Two top Federal Reserve officials - one with a dovish, employment-focused bent, and the other a self-avowed inflation hawk - on Monday both said they see no need for the US central bank to ease monetary policy any further.
But the comments, from San Francisco Fed President John Williams and Dallas Fed President Richard Fisher, do not mean they believe the central bank should quickly move to raise rates, which it has kept near zero for more than three years.
The economy grew at a 2.2% pace last quarter, down from its 3% growth rate in the final three months of the year. Recent economic data, including a gauge of business activity in the US Midwest, signal growth may slow further this quarter.
"I don't think we are ready to exit yet," Fisher, an inflation hawk, told Reuters at the Milken Institute Global Conference in Los Angeles.
Fisher said he would oppose the extension of Operation Twist, the Fed bond-buying program that is set to end in June, but stopped short of calling for outright monetary tightening.

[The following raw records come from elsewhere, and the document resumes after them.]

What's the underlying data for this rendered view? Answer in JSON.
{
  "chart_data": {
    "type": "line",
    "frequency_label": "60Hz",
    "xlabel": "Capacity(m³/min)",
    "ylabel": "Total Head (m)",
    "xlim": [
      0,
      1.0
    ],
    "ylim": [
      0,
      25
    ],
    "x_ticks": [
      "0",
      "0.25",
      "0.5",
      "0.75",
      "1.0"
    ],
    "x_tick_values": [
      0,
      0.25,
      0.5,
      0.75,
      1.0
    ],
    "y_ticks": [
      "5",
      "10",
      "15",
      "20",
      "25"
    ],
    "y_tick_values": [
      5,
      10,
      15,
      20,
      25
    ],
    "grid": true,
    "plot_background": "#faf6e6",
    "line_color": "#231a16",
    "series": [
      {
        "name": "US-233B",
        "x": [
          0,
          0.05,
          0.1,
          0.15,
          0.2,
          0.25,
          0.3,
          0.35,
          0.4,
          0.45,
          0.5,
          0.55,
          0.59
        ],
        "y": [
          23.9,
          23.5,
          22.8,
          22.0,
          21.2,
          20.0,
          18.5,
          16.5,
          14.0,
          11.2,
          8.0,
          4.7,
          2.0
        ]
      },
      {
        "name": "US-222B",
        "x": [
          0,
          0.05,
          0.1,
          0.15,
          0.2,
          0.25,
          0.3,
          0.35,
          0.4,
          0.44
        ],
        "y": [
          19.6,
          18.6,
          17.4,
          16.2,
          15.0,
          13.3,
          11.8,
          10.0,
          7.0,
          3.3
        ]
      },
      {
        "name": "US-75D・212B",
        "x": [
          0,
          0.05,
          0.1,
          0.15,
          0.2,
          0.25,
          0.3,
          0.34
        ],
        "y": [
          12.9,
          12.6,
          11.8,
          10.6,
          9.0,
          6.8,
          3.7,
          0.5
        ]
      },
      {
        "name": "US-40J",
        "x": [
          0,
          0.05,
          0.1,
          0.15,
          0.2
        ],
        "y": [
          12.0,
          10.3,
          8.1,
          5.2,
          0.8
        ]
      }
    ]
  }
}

"We'll have to see how the year works out," he said.
Speaking to the German financial daily Handelsblatt, San Francisco Fed's Williams suggested the Fed might need to push rates still lower if the US unemployment rose substantially and growth slowed.
"But I'm today more optimistic about the economy than in January," Williams, a voter this year on the Fed's policy-setting panel, was quoted as saying.
"So far there is no need for further monetary measures," he said, pointing to an improvement in US consumption and available income as well as positive signs in the property market.
Fed policymakers have been at odds for months over whether continued high unemployment - which registered 8.2% in March - and a moderate pace of economic growth should force them to try to push rates down further in hopes of boosting the recovery.
Doves like Chicago Fed President Charles Evans have called for further action, while hawks like Richmond Fed President Jeffrey Lacker have opposed it.
Last week, the Fed held its policy line, reiterating its expectation that it will need to keep rates low through late 2014. And while Fed Chairman Ben Bernanke held the door open to further easing, he did not suggest it was imminent.
'Eat your vegetables'
Fisher's opposition to further easing is rooted less in a conviction that the recovery has strengthened than in his long-held view that lower rates are doing little to boost jobs and may simply be giving Congress an excuse not to tackle the difficult job of reining in deficits and the national debt.
"By providing monetary accommodation, we are saying, in essence, 'Congress, you better eat your vegetables, or we are going to serve you a big plate of monetary cookies,'" Fisher said at a panel on job creation at the Global Conference.
The Fed's program of bond purchases is pushing down the price of debt, interfering with a pricing mechanism that would otherwise force Congress to come to terms with its "fiscal misfeasance," he said.
"We have children in Congress," he said. "They need to be disciplined.
Williams is due to speak to the conference on Tuesday, along with fellow doves Chicago Fed's Evans and Atlanta Fed President Dennis Lockhart.
Philadelphia Fed President Charles Plosser, an opponent of further easing, is also scheduled to speak on Tuesday in Southern California.